After lunch we visited the Summer Palace, whose most famous resident was the Dragon Empress. The Dragon Empress, the last Chinese empress who dominated in the last of the 19th century and died in 1908 one day after her son was poisoned, was known for her anti-Western views and for the great power which she held under the throne of Qing Emperor Guangxu. In addition to being a UNESCO World Heritage site, the Summer Palace (located in the northwest section of metropolitan Beijing) was mainly used as by the emperor during the summer as a refuge from the intense heat. The Summer Place only exists because of the Dragon Empress. The location was originally going to be used as a navel base; however, she thought a summer home more necessary. This is evidence of the growing corruption of Imperial China. The palace itself was absolutely mesmerizing. It features The Long Corridor that runs alongside the lake, a structure that has appeared in the Guinness Book of World records as the longest hallway, and longest art gallery. The sides of the hall are decorated with traditional Chinese patterns and hundreds of painted scenes from famous stories. At the end of the walkway, resting in the lake, was a marble boat weighing hundreds of tons and sporting multiple green and blue stained glass window and two paddle-wheels, another example of ostentatious spending on items of no use in modernizing China or helping the millions of people in poverty.

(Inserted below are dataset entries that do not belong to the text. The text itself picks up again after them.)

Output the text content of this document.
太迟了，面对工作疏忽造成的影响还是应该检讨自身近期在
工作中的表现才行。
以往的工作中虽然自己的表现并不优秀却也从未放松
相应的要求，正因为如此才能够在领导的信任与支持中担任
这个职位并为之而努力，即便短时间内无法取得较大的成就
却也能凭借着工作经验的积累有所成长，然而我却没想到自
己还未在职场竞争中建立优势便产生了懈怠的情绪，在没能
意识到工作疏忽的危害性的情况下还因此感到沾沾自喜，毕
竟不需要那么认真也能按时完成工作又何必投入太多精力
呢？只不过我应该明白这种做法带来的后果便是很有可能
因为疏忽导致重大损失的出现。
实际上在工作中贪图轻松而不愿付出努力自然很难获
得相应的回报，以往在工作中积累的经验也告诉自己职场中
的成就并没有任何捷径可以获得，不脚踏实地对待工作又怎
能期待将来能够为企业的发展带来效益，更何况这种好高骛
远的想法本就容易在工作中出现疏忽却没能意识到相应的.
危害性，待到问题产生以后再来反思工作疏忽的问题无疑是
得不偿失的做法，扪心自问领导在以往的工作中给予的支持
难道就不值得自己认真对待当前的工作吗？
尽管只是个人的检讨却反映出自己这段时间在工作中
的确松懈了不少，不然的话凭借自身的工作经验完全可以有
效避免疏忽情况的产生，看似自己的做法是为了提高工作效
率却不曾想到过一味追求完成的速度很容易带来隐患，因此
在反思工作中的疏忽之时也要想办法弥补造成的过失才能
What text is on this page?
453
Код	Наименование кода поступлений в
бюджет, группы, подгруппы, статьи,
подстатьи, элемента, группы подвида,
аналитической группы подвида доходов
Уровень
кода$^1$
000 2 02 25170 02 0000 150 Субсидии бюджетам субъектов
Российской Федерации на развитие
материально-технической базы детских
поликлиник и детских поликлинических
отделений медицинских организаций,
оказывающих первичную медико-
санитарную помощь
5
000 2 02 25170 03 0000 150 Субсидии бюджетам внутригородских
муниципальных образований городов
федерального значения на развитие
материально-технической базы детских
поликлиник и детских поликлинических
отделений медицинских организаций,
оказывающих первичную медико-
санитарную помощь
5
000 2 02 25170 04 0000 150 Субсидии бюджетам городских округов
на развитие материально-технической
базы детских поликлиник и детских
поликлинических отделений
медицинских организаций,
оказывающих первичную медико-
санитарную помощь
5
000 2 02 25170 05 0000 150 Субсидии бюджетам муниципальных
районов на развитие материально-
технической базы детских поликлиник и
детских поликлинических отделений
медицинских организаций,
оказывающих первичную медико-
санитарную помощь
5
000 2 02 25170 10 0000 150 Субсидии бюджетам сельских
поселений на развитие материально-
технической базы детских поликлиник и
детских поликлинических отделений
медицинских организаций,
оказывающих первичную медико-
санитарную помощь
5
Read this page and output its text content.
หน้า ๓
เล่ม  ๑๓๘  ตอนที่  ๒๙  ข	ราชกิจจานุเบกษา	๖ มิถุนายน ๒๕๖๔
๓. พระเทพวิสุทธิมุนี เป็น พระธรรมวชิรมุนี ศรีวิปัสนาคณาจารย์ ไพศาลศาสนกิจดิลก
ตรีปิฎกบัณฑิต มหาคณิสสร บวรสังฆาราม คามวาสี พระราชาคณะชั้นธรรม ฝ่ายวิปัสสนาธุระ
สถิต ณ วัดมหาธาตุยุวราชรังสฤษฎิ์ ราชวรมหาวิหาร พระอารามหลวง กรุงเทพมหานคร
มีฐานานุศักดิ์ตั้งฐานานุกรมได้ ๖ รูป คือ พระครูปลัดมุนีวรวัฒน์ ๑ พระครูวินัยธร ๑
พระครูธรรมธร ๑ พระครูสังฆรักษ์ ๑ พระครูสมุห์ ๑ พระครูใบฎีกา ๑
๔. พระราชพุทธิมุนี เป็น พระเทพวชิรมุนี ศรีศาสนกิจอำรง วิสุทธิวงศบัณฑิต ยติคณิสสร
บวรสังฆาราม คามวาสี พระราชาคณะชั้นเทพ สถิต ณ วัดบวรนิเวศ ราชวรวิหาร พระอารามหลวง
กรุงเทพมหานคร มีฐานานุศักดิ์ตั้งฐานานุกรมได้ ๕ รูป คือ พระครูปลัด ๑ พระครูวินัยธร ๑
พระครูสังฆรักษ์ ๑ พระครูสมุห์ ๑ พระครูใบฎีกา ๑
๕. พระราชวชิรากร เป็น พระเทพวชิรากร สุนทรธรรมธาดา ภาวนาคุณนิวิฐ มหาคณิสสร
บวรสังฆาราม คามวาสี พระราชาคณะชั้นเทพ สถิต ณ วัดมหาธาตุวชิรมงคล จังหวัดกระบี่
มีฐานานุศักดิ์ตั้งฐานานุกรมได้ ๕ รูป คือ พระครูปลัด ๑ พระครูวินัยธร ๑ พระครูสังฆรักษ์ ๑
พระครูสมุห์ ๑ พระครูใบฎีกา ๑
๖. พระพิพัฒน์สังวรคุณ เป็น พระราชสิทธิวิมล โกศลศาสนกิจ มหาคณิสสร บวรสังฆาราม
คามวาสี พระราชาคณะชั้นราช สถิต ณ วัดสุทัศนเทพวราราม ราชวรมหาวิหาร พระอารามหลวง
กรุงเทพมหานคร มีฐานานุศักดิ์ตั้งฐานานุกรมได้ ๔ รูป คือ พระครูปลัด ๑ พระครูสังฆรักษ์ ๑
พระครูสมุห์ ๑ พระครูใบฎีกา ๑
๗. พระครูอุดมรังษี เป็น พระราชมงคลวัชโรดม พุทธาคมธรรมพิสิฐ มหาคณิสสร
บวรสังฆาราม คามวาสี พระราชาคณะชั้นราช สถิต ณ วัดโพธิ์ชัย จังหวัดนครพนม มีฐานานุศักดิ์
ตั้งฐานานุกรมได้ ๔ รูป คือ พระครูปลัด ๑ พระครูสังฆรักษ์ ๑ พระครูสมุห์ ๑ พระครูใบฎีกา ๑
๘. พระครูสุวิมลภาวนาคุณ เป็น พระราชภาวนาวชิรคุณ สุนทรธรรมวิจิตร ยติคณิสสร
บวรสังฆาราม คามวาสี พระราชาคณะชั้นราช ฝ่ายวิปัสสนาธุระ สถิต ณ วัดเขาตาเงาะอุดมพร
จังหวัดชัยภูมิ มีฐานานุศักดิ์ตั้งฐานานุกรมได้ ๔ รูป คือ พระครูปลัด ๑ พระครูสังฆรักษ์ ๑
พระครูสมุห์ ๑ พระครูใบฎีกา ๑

Later that night, we had dinner with journalist Lijia Zhang. As an international writer and scholar, she shared with us the story of her life, going to work–at her mother’s insistence– in a state-owned-factory at the age of 16 and working there for ten years, even as she learned English and widened her knowledge of the problems within the 1970s-1980s Chinese system. As we asked questions, we learned that she had organized a factory protest at the same time as the Tiananmen Square protests in Beijing in 1989, and that she believes the lack of interest in politics of China’s youth is a growing topic of interest that will shape the country’s future. In speaking of the limits on human rights in China, she noted “the cage is so much larger now” [than before the reform movement] that ignoring its existence is easy for most people. The whole experience really tied together what we had studied so far during the trip. Her book, ironically entitled Socialism is Great, may be required reading for next year’s Comparative Politics class as a way to introduce the massive changes in late 20th century China.